For the second sample test case, $n = 5$, so you need to compute the following expression: $\sum\limits_{i=0}^{5} \sum\limits_{j=0}^{i} \left( C_i^j \bmod 2 \right)$

Similarly:

$i = 0$: $1$
$i = 1$: $1 \ 1 \Rightarrow \text{sum} = 3$
$i = 2$: $1 \ 0 \ 1 \Rightarrow \text{sum} = 5$
$i = 3$: $1 \ 1 \ 1 \ 1 \Rightarrow \text{sum} = 9$
$i = 4$: $1 \ 0 \ 0 \ 0 \ 1 \Rightarrow \text{sum} = 11$
$i = 5$: $1 \ 1 \ 0 \ 0 \ 1 \ 1 \Rightarrow \text{sum} = 15$

Final result: $ (1 + 2 + 2 + 4 + 2 + 4) \bmod 998244353 = 15$

For the third sample test case, I have a brilliant explanation, but the space here is too small to write.

 

解题思路

  当 $i$ 固定时，有结论 $\sum\limits_{j=0}^{i}{\left( C_{i}^{j} \bmod 2 \right)} = 2^{c(i)}$，其中 $c(i)$ 表示 $i$ 在二进制下 $1$ 的位数。
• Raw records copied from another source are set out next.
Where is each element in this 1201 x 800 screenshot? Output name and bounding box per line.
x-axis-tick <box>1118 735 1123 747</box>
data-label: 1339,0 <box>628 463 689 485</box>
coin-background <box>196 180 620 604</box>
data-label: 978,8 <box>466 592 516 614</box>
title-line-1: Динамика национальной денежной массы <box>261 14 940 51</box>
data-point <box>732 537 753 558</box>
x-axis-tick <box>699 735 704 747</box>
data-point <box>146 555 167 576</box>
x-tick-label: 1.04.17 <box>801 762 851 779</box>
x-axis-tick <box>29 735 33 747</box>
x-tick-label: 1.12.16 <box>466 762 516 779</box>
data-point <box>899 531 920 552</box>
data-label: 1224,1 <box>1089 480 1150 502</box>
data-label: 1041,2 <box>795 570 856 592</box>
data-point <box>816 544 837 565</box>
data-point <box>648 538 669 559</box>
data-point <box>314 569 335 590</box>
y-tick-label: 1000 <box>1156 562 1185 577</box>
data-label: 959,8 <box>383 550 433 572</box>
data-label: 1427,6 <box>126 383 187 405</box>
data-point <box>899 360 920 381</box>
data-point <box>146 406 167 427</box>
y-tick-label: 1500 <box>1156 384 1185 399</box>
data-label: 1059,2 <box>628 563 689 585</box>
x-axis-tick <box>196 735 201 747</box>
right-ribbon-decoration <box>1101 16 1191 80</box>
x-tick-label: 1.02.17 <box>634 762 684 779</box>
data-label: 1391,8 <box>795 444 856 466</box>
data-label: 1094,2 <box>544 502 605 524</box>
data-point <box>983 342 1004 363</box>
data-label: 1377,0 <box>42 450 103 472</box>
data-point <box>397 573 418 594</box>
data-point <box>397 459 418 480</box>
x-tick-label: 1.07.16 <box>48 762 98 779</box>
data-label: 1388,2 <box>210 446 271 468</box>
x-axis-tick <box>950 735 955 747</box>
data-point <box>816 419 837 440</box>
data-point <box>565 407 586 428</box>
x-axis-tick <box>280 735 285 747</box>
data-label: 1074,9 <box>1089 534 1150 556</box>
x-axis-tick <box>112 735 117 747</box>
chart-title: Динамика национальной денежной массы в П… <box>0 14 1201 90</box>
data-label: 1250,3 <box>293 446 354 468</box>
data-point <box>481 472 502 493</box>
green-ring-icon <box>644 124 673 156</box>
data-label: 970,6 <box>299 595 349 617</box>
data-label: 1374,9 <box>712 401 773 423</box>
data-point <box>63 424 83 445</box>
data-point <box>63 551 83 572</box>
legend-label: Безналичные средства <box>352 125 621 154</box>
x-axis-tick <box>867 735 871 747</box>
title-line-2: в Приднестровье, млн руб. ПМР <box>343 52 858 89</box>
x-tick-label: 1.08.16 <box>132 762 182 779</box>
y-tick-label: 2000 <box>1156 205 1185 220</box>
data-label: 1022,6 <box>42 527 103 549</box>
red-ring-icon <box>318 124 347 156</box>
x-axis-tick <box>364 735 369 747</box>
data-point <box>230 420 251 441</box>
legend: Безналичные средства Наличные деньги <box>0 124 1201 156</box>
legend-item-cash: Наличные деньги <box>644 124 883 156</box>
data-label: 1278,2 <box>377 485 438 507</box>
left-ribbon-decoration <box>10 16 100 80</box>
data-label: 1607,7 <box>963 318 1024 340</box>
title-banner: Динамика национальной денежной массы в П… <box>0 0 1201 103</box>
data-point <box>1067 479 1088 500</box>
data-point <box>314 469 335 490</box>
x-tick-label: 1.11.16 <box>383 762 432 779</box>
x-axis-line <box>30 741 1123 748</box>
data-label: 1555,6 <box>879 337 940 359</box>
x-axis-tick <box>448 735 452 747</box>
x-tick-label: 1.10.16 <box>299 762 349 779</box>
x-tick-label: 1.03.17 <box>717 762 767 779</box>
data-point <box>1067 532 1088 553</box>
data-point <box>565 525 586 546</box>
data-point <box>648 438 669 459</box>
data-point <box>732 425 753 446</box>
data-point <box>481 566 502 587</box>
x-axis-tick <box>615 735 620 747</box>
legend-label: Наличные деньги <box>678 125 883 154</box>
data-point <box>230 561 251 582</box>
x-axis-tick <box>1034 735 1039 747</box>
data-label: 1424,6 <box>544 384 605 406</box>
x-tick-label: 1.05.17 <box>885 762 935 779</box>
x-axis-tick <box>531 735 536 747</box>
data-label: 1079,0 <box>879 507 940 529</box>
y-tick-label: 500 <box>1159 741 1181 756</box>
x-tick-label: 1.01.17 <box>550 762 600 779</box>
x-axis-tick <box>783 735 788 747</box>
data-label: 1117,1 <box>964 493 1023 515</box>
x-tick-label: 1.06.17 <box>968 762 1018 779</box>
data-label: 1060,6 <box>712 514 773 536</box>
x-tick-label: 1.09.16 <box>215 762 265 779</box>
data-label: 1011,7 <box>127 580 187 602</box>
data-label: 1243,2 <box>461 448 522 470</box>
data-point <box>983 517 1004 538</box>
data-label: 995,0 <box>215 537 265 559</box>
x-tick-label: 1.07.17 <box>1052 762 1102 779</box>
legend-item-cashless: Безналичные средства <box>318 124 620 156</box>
可以通过打表 01 杨辉三角然后对每一行找规律猜出这个结论，但很明显我不可能有这种注意力。

  实际上该等式可以证明。首先有 Lucas 定理 $C_{a}^{b} \equiv C_{a \bmod p}^{b \bmod p} \cdot C_{\left\lfloor{a/p}\right\rfloor}^{\left\lfloor{b/p}\right\rfloor} \pmod{p}$，在本题中 $p=2$。假设 $a$ 在二进制下等于 $a_{k-1}a_{k-2} \ldots a_{0}$，$b$ 在二进制下等于 $b_{k-1}b_{k-2} \ldots b_{0}$，根据 Lucas 定理 $C_{a}^{b} \equiv \prod\limits_{i=0}^{k-1}{C_{a_{i}}^{b_{i}}} \pmod{2}$。由于 $C_{0}^{0} = C_{1}^{0} = C_{1}^{1} = 1$，$C_{0}^{1} = 0$，因此 $C_{a}^{b} \equiv 1 \pmod{2}$ 等价于二进制下每一位都有 $a_i \geq b_i \, (0 \leq i \leq k-1)$。此时考虑 $a$ 固定的情况下，有多少个 $b \, (0 \leq b \leq a)$ 满足 $C_{a}^{b} \equiv 1 \pmod{2}$？由于要满足 $a_i \geq b_i$，因此对于 $a$ 中为 $0$ 的位，$b$ 对应位也应该为 $0$；对于 $a$ 中为 $1$ 的位，$b$ 对应位可以是 $0$ 或 $1$。所以根据乘法原理，满足该条件的 $b$ 的数量就是 $2^{c(a)}$。即 $\sum\limits_{b=0}^{a}{\left( C_{a}^{b} \bmod 2 \right)} = 2^{c(a)}$。

  因此实际上要求的是 $\sum\limits_{i=0}^{n}{\sum\limits_{j=0}^{i}{\left( C_{i}^{j} \bmod 2 \right)}} = \sum\limits_{i=0}^{n}{2^{c(i)}}$。求解该式也是有技巧的，还挺难想到的。

  我们考虑简单的情况，假设 $n = 2^{k}-1$，此时 $i$ 在二进制下有 $k$ 位，每一位可以是 $0$ 或 $1$，即有 $k$ 个自由的二进制位。容易知道在 $[0, 2^{k}-1]$ 中，二进制下恰好有 $i$ 个 $1$ 的数的个数是 $C_{k}^{i}$，因此 $\sum\limits_{i=0}^{n}{2^{c(i)}} = \sum\limits_{i=0}^{k}{C_{k}^{i} \cdot 2^i} = \sum\limits_{i=0}^{k}{C_{k}^{i} \cdot 2^i \cdot 1^{k-i}} = (2 + 1)^k = 3^k$。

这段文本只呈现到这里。